Свернув направо, он повёл её вдоль колоннады, слева в шагах пятидесяти стояло шесть одинаковых двухэтажных домов.
– Марк, я не перестаю удивляться твоим идеям, ты можешь, наконец, мне всё объяснить!
– Всё не смогу, но кое-что попытаюсь, – опять с улыбкой сказал Марк, – ну вот, смотри, это наш дом, – кивнул он на третье здание.
Скора увидела перед собой двухэтажный каменный дом с большими окнами и тёмно-коричневой черепицей на крыше. Аккуратные маленькие колонны на балконе второго этажа хорошо сочетались с колоннами дворца.
– Снаружи очень красиво, – задумчиво произнесла она.
– Пойдём, посмотрим внутри, – улыбнулся Марк.
Зайдя внутрь Скора увидела большую прихожую, затем просторный обеденный зал, рядом кухня. Дальше по коридору был расположен рабочий кабинет, с другой стороны за дверью оказалась небольшая терма с маленьким бассейном. Так же на первом этаже было ещё несколько подсобных помещений.
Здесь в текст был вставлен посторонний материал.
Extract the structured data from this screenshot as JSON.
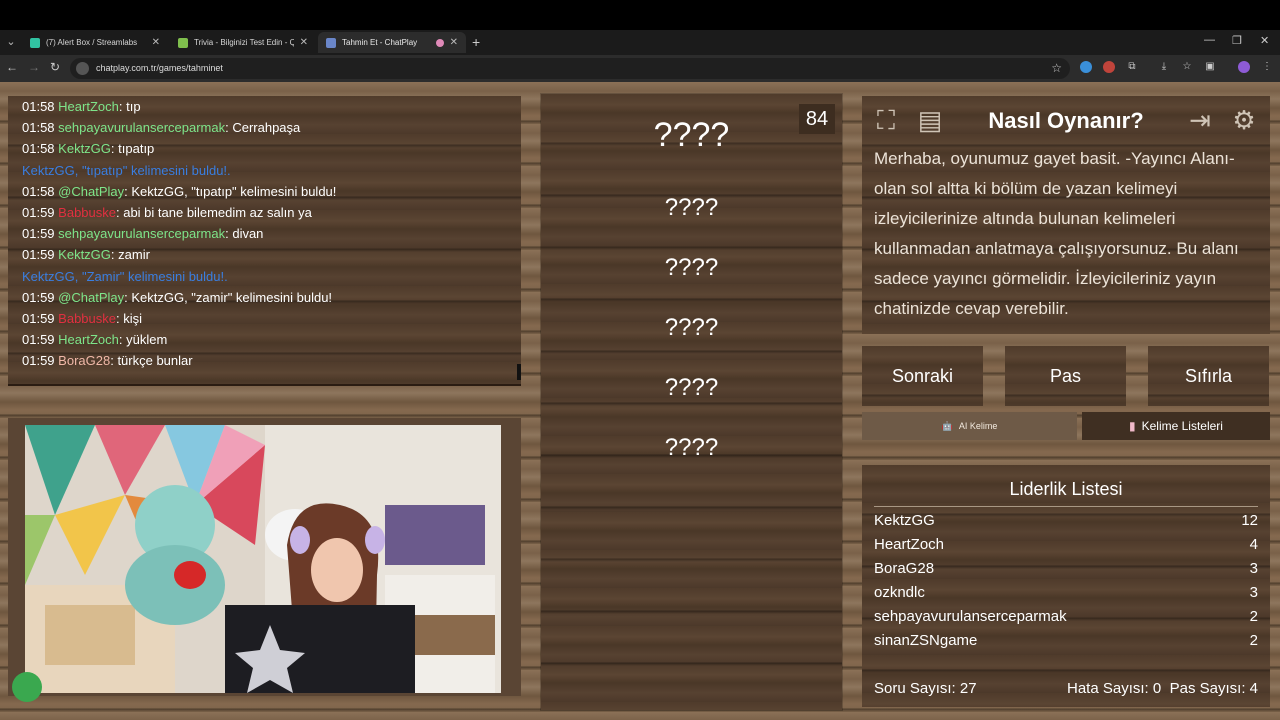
{
  "browser": {
    "tabs": [
      {
        "title": "(7) Alert Box / Streamlabs",
        "color": "#31c3a2"
      },
      {
        "title": "Trivia - Bilginizi Test Edin - Qui",
        "color": "#7fbf4d"
      },
      {
        "title": "Tahmin Et - ChatPlay",
        "color": "#6a86c9"
      }
    ],
    "url": "chatplay.com.tr/games/tahminet"
  },
  "chat": {
    "lines": [
      {
        "time": "01:58",
        "user": "HeartZoch",
        "user_color": "#7ee58a",
        "msg": ": tıp"
      },
      {
        "time": "01:58",
        "user": "sehpayavurulanserceparmak",
        "user_color": "#7ee58a",
        "msg": ": Cerrahpaşa"
      },
      {
        "time": "01:58",
        "user": "KektzGG",
        "user_color": "#7ee58a",
        "msg": ": tıpatıp"
      },
      {
        "time": "",
        "user": "KektzGG, \"tıpatıp\" kelimesini buldu!.",
        "user_color": "#3a7ee0",
        "msg": ""
      },
      {
        "time": "01:58",
        "user": "@ChatPlay",
        "user_color": "#7ee58a",
        "msg": ": KektzGG, \"tıpatıp\" kelimesini buldu!"
      },
      {
        "time": "01:59",
        "user": "Babbuske",
        "user_color": "#e03040",
        "msg": ": abi bi tane bilemedim az salın ya"
      },
      {
        "time": "01:59",
        "user": "sehpayavurulanserceparmak",
        "user_color": "#7ee58a",
        "msg": ": divan"
      },
      {
        "time": "01:59",
        "user": "KektzGG",
        "user_color": "#7ee58a",
        "msg": ": zamir"
      },
      {
        "time": "",
        "user": "KektzGG, \"Zamir\" kelimesini buldu!.",
        "user_color": "#3a7ee0",
        "msg": ""
      },
      {
        "time": "01:59",
        "user": "@ChatPlay",
        "user_color": "#7ee58a",
        "msg": ": KektzGG, \"zamir\" kelimesini buldu!"
      },
      {
        "time": "01:59",
        "user": "Babbuske",
        "user_color": "#e03040",
        "msg": ": kişi"
      },
      {
        "time": "01:59",
        "user": "HeartZoch",
        "user_color": "#7ee58a",
        "msg": ": yüklem"
      },
      {
        "time": "01:59",
        "user": "BoraG28",
        "user_color": "#f0b8a8",
        "msg": ": türkçe bunlar"
      }
    ]
  },
  "game": {
    "question_number": "84",
    "words": [
      "????",
      "????",
      "????",
      "????",
      "????",
      "????"
    ]
  },
  "howto": {
    "title": "Nasıl Oynanır?",
    "text": "Merhaba, oyunumuz gayet basit. -Yayıncı Alanı- olan sol altta ki bölüm de yazan kelimeyi izleyicilerinize altında bulunan kelimeleri kullanmadan anlatmaya çalışıyorsunuz. Bu alanı sadece yayıncı görmelidir. İzleyicileriniz yayın chatinizde cevap verebilir."
  },
  "actions": {
    "next": "Sonraki",
    "pass": "Pas",
    "reset": "Sıfırla",
    "ai_word": "AI Kelime",
    "word_lists": "Kelime Listeleri"
  },
  "leaderboard": {
    "title": "Liderlik Listesi",
    "rows": [
      {
        "name": "KektzGG",
        "score": "12"
      },
      {
        "name": "HeartZoch",
        "score": "4"
      },
      {
        "name": "BoraG28",
        "score": "3"
      },
      {
        "name": "ozkndlc",
        "score": "3"
      },
      {
        "name": "sehpayavurulanserceparmak",
        "score": "2"
      },
      {
        "name": "sinanZSNgame",
        "score": "2"
      }
    ],
    "question_count": "Soru Sayısı: 27",
    "error_count": "Hata Sayısı: 0",
    "pass_count": "Pas Sayısı: 4"
  }
}
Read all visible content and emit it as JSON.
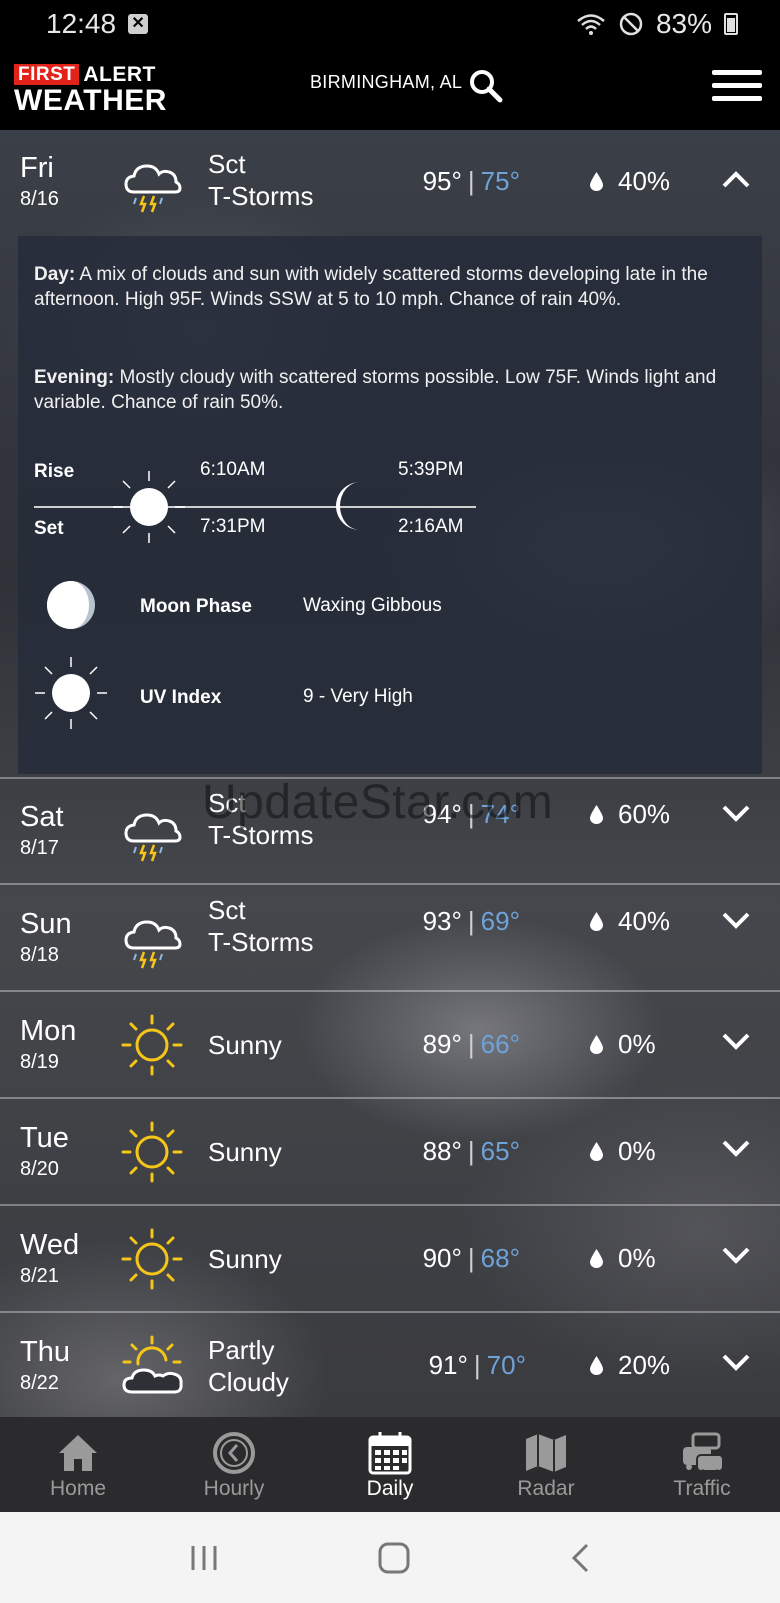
{
  "status_bar": {
    "time": "12:48",
    "battery": "83%"
  },
  "header": {
    "logo_first": "FIRST",
    "logo_alert": "ALERT",
    "logo_weather": "WEATHER",
    "location": "BIRMINGHAM, AL"
  },
  "expanded": {
    "day_label": "Day:",
    "day_text": "A mix of clouds and sun with widely scattered storms developing late in the afternoon. High 95F. Winds SSW at 5 to 10 mph. Chance of rain 40%.",
    "evening_label": "Evening:",
    "evening_text": "Mostly cloudy with scattered storms possible. Low 75F. Winds light and variable. Chance of rain 50%.",
    "rise_label": "Rise",
    "set_label": "Set",
    "sunrise": "6:10AM",
    "sunset": "7:31PM",
    "moonrise": "5:39PM",
    "moonset": "2:16AM",
    "moon_phase_label": "Moon Phase",
    "moon_phase_value": "Waxing Gibbous",
    "uv_label": "UV Index",
    "uv_value": "9 - Very High"
  },
  "days": [
    {
      "day": "Fri",
      "date": "8/16",
      "cond1": "Sct",
      "cond2": "T-Storms",
      "hi": "95°",
      "lo": "75°",
      "precip": "40%",
      "icon": "thunderstorm-icon"
    },
    {
      "day": "Sat",
      "date": "8/17",
      "cond1": "Sct",
      "cond2": "T-Storms",
      "hi": "94°",
      "lo": "74°",
      "precip": "60%",
      "icon": "thunderstorm-icon"
    },
    {
      "day": "Sun",
      "date": "8/18",
      "cond1": "Sct",
      "cond2": "T-Storms",
      "hi": "93°",
      "lo": "69°",
      "precip": "40%",
      "icon": "thunderstorm-icon"
    },
    {
      "day": "Mon",
      "date": "8/19",
      "cond1": "Sunny",
      "cond2": "",
      "hi": "89°",
      "lo": "66°",
      "precip": "0%",
      "icon": "sun-icon"
    },
    {
      "day": "Tue",
      "date": "8/20",
      "cond1": "Sunny",
      "cond2": "",
      "hi": "88°",
      "lo": "65°",
      "precip": "0%",
      "icon": "sun-icon"
    },
    {
      "day": "Wed",
      "date": "8/21",
      "cond1": "Sunny",
      "cond2": "",
      "hi": "90°",
      "lo": "68°",
      "precip": "0%",
      "icon": "sun-icon"
    },
    {
      "day": "Thu",
      "date": "8/22",
      "cond1": "Partly",
      "cond2": "Cloudy",
      "hi": "91°",
      "lo": "70°",
      "precip": "20%",
      "icon": "partly-cloudy-icon"
    }
  ],
  "watermark": "UpdateStar.com",
  "nav": [
    {
      "label": "Home",
      "icon": "home-icon"
    },
    {
      "label": "Hourly",
      "icon": "clock-icon"
    },
    {
      "label": "Daily",
      "icon": "calendar-icon"
    },
    {
      "label": "Radar",
      "icon": "map-icon"
    },
    {
      "label": "Traffic",
      "icon": "traffic-icon"
    }
  ],
  "colors": {
    "low_temp": "#6fa3d8",
    "sun_yellow": "#f5c518",
    "header_bg": "#000000",
    "nav_bg": "#2b2b2d"
  }
}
На втором этаже Марк показал жене их спальню, две спальни для детей, большую игровую комнату и ещё несколько помещений. Скора вышла на балкон, судя по всему ей дом понравился. Во всяком случае, Марк увидел в её глазах искорки женщины, у которой уже начали роиться планы как обустроить это жилище.
– Марк, я заметила, что все дома внешне похожи, а внутри они так же хороши?
– Да и внутри они все точно такие же.
– А для кого все остальные дома?
– Весной из Греции возвращаются наши будущие учителя три девушки и семь юношей эти дома для них, если они согласятся работать учителями, – улыбнулся Марк.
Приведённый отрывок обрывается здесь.